Buckwheat Bread Revolution Baking in Franschhoek
Intolerance to certain foods is growing at a phenomenal rate worldwide as manufactures of processed foods add more and more additives to enhance flavours and extend the shelf life of their products.
Gone are the days when a loaf of bread was simply a loaf of bread baked with wholesome ingredients using age old and trusted methods of baking. Nowadays commercial breads are packed with all sorts chemical additives such as calcium propionate, amylase, chlorine dioxide and L-cysteine hydrochloride or other varieties of chemical concoctions. Yes the bread smells good, tastes good and last a good time longer, but is it healthy and wholesome.
Also baking methods have been speeded up in order to mass produce the daily loaf. All these technical adulterations have one goal in mind, lower the cost of production, produce more bread and sell as much of it as possible, at a lower price point, before it starts to rot on the shelves as the chemical ingredients start to break down.

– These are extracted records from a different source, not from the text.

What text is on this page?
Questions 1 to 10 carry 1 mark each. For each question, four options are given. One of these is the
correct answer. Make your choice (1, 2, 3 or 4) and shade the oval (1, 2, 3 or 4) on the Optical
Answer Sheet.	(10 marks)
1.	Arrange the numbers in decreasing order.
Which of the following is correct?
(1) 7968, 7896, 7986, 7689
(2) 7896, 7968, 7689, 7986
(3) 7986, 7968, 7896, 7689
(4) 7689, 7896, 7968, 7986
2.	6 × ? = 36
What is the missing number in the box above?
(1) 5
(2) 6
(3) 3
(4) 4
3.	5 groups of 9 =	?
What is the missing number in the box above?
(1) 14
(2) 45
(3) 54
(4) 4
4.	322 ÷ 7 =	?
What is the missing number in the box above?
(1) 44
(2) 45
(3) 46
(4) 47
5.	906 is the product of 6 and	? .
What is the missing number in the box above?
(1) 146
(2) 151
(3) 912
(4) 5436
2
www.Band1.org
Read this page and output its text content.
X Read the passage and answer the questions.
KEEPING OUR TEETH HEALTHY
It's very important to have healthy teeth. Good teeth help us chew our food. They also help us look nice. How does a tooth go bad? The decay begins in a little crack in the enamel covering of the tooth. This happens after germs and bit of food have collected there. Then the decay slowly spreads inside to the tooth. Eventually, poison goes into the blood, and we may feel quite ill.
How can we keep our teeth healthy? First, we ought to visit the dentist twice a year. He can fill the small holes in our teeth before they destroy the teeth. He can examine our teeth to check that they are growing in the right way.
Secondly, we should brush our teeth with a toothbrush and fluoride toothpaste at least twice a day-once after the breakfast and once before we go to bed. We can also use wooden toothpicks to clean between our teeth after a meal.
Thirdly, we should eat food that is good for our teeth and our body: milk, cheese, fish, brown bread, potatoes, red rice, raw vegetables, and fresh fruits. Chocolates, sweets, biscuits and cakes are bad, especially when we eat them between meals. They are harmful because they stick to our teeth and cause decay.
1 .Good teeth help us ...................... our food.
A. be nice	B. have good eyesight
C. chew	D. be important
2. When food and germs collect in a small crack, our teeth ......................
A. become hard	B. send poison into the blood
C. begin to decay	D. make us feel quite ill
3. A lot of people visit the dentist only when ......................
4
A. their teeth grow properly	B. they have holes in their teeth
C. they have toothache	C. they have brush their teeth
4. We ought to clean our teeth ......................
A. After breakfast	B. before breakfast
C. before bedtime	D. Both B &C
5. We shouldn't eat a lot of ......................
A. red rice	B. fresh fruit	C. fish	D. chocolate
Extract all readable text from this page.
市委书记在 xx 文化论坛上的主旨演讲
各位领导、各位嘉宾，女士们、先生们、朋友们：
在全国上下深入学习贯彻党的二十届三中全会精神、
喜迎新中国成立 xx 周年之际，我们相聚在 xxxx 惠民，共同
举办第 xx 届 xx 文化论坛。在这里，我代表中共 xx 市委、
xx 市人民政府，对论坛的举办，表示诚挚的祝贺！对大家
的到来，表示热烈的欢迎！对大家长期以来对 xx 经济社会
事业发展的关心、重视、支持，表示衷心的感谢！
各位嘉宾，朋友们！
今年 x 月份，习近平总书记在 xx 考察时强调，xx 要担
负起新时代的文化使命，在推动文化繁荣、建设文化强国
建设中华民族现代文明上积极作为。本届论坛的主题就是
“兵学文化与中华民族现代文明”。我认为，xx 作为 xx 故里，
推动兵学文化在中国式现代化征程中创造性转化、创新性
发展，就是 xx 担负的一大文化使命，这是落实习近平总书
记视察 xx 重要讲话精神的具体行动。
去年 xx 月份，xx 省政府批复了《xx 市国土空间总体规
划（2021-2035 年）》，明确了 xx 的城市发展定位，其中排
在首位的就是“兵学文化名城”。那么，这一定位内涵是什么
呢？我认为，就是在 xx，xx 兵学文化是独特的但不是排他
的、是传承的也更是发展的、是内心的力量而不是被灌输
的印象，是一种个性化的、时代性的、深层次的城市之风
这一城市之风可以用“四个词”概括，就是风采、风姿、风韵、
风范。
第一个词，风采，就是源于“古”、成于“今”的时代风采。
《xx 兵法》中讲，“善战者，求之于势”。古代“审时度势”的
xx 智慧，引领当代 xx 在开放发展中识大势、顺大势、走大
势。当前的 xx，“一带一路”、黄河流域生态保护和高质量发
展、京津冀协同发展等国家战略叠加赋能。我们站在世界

It also comes down to the base ingredients. For bread, that is wheat, but, is the wheat grown today the same quality as the wheat grown fifty years ago. Has the use of insecticides and enhanced fertilisers affected the quality? Do modern farming practices produce healthy foods or is quantity more of a priority over quality? With food allergies such as gluten intolerance on the rise, consumers are becoming increasingly conscious of the health aspects of modern processed foods.
Recently, my wife Jo, and I, discovered that we were gluten intolerant. I used to be able to eat any breads without experiencing any discomfort, but over the last few years that all changed. And then Jo discovered Buckwheat.
Buckwheat, despite its name is not related to wheat and is gluten free. Commonly known as pseudocereals, buckwheat is seeds similar to cereal grains but do not grow on grasses. Buckwheat has a better nutritional value than other grains and is high in minerals and antioxidants.
And so Jo made buckwheat bread and has spent a month refining and perfecting a recipe. The bread is simply delicious. After not being able to eat wheat based bread, we have been gorging ourselves with buckwheat bread. The loaves, although they don’t last long in our house, stay fresh without any preservatives. The fourth and fifth day the bread can still be toasted and remains delicious. Jo has been passing her recipe to friends in the village, and now we are sharing it on Franschhoek at your Fingertips.
Indeed there is a Buckwheat bread revolution baking in Franschhoek!
Buckwheat Chickpea Bread Recipe (Vegan & Gluten Free)
Preperation time – 15 mins
Cook time – 70-75 mins
A healthy activated buckwheat chickpea bread with mixed seeds. Perfect gluten-free bread for toast or sandwiches.
Serves: 1 loaf
2 cups (360 g) raw buckwheat, soaked in water for 2 hours (or up to 8 hours)
2 tablespoons chia seeds 6 tablespoons luke warm water
1 cup (120 g) chickpea flour (or try 70g Chick pea + 50g almond or any gluten free flour)
3 tsp phosphate-free baking powder
1 tablespoon psyllium husk or powder
2 teaspoons sea salt
1 – 2 tablespoons extra-virgin olive oil
2 tablespoons pure maple syrup or honey or molasses
1 tablespoon unfiltered cider vinegar
160 ml cold water
Stir in after mixing –
2 tablespoon sunflower seeds
2 tablespoon pumpkin seeds
1 tablespoon flax seeds
1 tablespoon sesame seeds
NOTE: Soak the buckwheat in enough water to cover until it is soft enough to crush when squeezed between your fingers, but not over 8 hours.
1. Preheat oven to 180°C and grease a loaf pan with coconut oil. Alternatively, line a loaf pan with parchment paper.
2. Place the chia seeds and lukewarm water in a small bowl and let stand for about 5 minutes (or until it takes on a gel-like texture).
3. Meanwhile, drain the soaked buckwheat and rinse thoroughly, until water runs clear. Drain excess water.
4. Add the buckwheat, chia mixture, oil, maple syrup, vinegar and cold water (basically all the WET ingredients,) to a food processor and blend until smooth. Then add chickpea/glut free flour, psyllium husk, salt and blend well. Last of all, add your baking powder and seeds, and mix for no more than a minute, so you minimize the activation of the rising agent.
(If you don’t have a food processor, you can also use an immersion blender, then stir well with a spatula once smooth).
5. Quickly pour the batter into the prepared loaf pan. Smooth with a spatula and garnish with seeds (if desired).
6. Bake on the middle rack for 1 hour and 15 minutes, until just brown on top. The bread is done when it is golden and sounds hollow when tapped, or when a knife comes out almost clean.
7. Set the bread on a wire cooling rack a let rest in the loaf pan for 10 minutes, and then turn the bread out onto the wire rack to further cool. Allow to fully cool before slicing.
8. Store in a bread box or wrapped in parchment paper. Enjoy fresh or toasted for up to 5 days.